Monday, April 19, 2010

The Satanic Verses

I'm about halfway through Salman Rushdie's Satanic Verses, but it's never too early to post some preliminary thoughts that will seem foolish once I've finished the book.  So here are some random thoughts...

  • In some ways, the book strikes me as being Joycean.  Like Ulysses, it's self-conscious, discursive, with wildly differing sections.  Also like Ulysses, it's quite funny, and yet people don't often seem to discuss that aspect of it.  On the other hand, Ulysses has a fairly obvious underlying continuity. Aside from the hidden schemata, it's easy to see that this is the story of a day in the lives of Stephen Dedalus and Leopold Bloom. Satanic Verses, on the other hand, has huge sections in which his major characters barely show up, like the famous chapter about Mahound the prophet, or the chapter mocking Khomeini.

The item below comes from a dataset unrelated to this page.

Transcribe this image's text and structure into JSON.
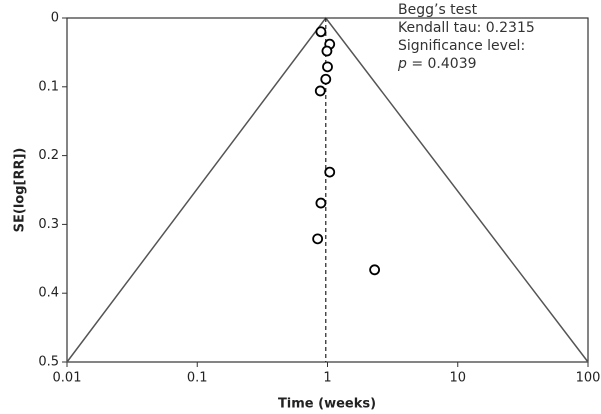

  •  The book seems to scream for a symbolic reading -- Gibreel becomes an angel, Saladin becomes a devil.  But looking at it through a symbolic lens feels reductive.  Gibreel is not particularly angelic, not is Saladin particularly devilish.  But it doesn't feel like one can simply play the irony card either.  In a way, it's almost like they're part of two different stories.  Saladin's transformation literalizes his separation from British society, no matter how "British" he tries to be.
  • Gibreel's story feels comparatively underdeveloped (keeping in mind that I'm only halfway through the book).  There are some sections where he only appears as the angel Gibreel to dictate to Mahound or Khomeini or the girl with white hair whose name I can't remember.  Even there, he's not in control of what he says.  (Although I suppose that could literalize his role as an actor, but that doesn't really make sense either, because Saladin is also an actor).  It's almost as if Rushdie wanted to write those sections, and then looked for a way to tie them into the book he was writing, however tenuously.

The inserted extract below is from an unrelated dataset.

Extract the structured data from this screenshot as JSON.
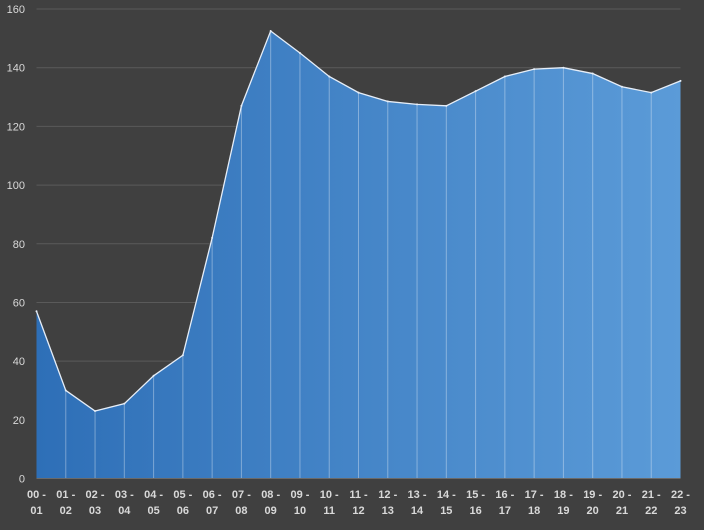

  • I think that the narrator's supposed to be Satan.
  • Although I wrote above that the novel doesn't feel unified, there are clear thematic links between most of the parts.  Both Mahound and Khomeini's sections deal with being an immigrant to a foreign country, not fitting in.  And, of course, most of the main story is about being an immigrant as well.  But it's still a pretty weak link, I think -- more the sort of thing you might find in a book of related short stories.
  • Question:  Why is the book called The Satanic Verses, when they're only the subject of one section?  Probably worth puzzling through that.